National Daily gathered that with oil price at $80 during the period of the preparation of the 2019 budget, the implementation of the budget is increasingly under threat

Though Nigeria’s daily output was about 1.9 million barrels per day, the federal government also predicated the budget on the 2.3 million barrels per day.

Also N305 was proposed as exchange rate to the dollar, with government planning also to work to keep inflation down after slight increases in the last two months on the heels of 18 months consecutive decline.

However, the Minister of Budget and National Planning, Senator Udoma Udo Udoma, had said the federal government was considering a leaner 2019 budget of N8.6 trillion, against the N9.1 trillion approved by lawmakers for 2018.

Both oil benchmarks have shed more than 30 per cent since early October due to swelling global inventories.

The Organisation of the Petroleum Exporting Countries (OPEC) and other oil producers agreed this month to curb production by 1.2 million barrels per day (bpd), equivalent to more than one per cent of global demand, in an attempt to drain tanks and boost prices.

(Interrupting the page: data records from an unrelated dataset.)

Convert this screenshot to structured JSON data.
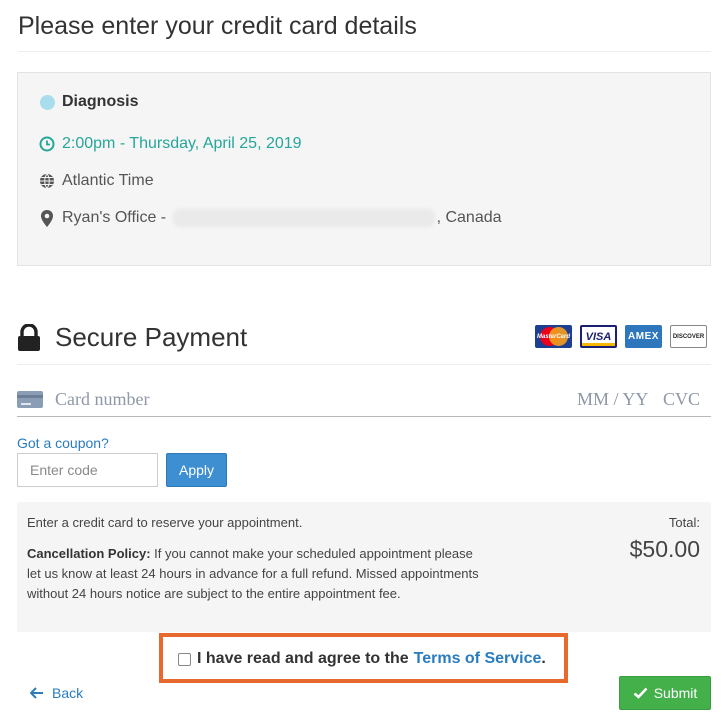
{
  "page": {
    "title": "Please enter your credit card details"
  },
  "appointment": {
    "service": "Diagnosis",
    "service_color": "#a9dcec",
    "time": "2:00pm - Thursday, April 25, 2019",
    "time_color": "#26a69a",
    "timezone": "Atlantic Time",
    "location_prefix": "Ryan's Office - ",
    "location_suffix": ", Canada",
    "icons": {
      "time": "clock-icon",
      "timezone": "globe-icon",
      "location": "map-pin-icon"
    }
  },
  "payment": {
    "title": "Secure Payment",
    "icon": "lock-icon",
    "card_brands": [
      {
        "name": "mastercard-logo",
        "label": "MasterCard"
      },
      {
        "name": "visa-logo",
        "label": "VISA"
      },
      {
        "name": "amex-logo",
        "label": "AMEX"
      },
      {
        "name": "discover-logo",
        "label": "DISCOVER"
      }
    ],
    "card_placeholder": "Card number",
    "expiry_placeholder": "MM / YY",
    "cvc_placeholder": "CVC"
  },
  "coupon": {
    "link_text": "Got a coupon?",
    "input_placeholder": "Enter code",
    "apply_label": "Apply"
  },
  "summary": {
    "reserve_note": "Enter a credit card to reserve your appointment.",
    "policy_label": "Cancellation Policy:",
    "policy_text": " If you cannot make your scheduled appointment please let us know at least 24 hours in advance for a full refund. Missed appointments without 24 hours notice are subject to the entire appointment fee.",
    "total_label": "Total:",
    "total_value": "$50.00"
  },
  "terms": {
    "agree_text": "I have read and agree to the",
    "link_text": "Terms of Service",
    "trailing": ".",
    "checked": false,
    "highlight_color": "#e8692e"
  },
  "footer": {
    "back_label": "Back",
    "submit_label": "Submit",
    "submit_color": "#43b04a"
  }
}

But the cuts won’t happen until next month and meanwhile production has been at or near record highs in the US, Russia and Saudi Arabia, undermining spot prices.

Russian oil output hit a record 11.42 million bpd this month, an industry source told Reuters.

Oil production from seven major US shale basins is by the year-end expected to climb to more than eight million bpd for the first time, the US Energy Information Administration said.

Inventories at the US storage hub of Cushing, Oklahoma, delivery point for the oil futures contract, rose more than 1 million barrels from December 11 to 14, traders said.

The US has surpassed Russia and Saudi Arabia as the world’s biggest oil producer, with total crude output climbing to a record 11.7 million bpd.

With prices falling, unprofitable shale producers will eventually stop operating and cut supply, but that could take some time, and meanwhile inventories keep growing.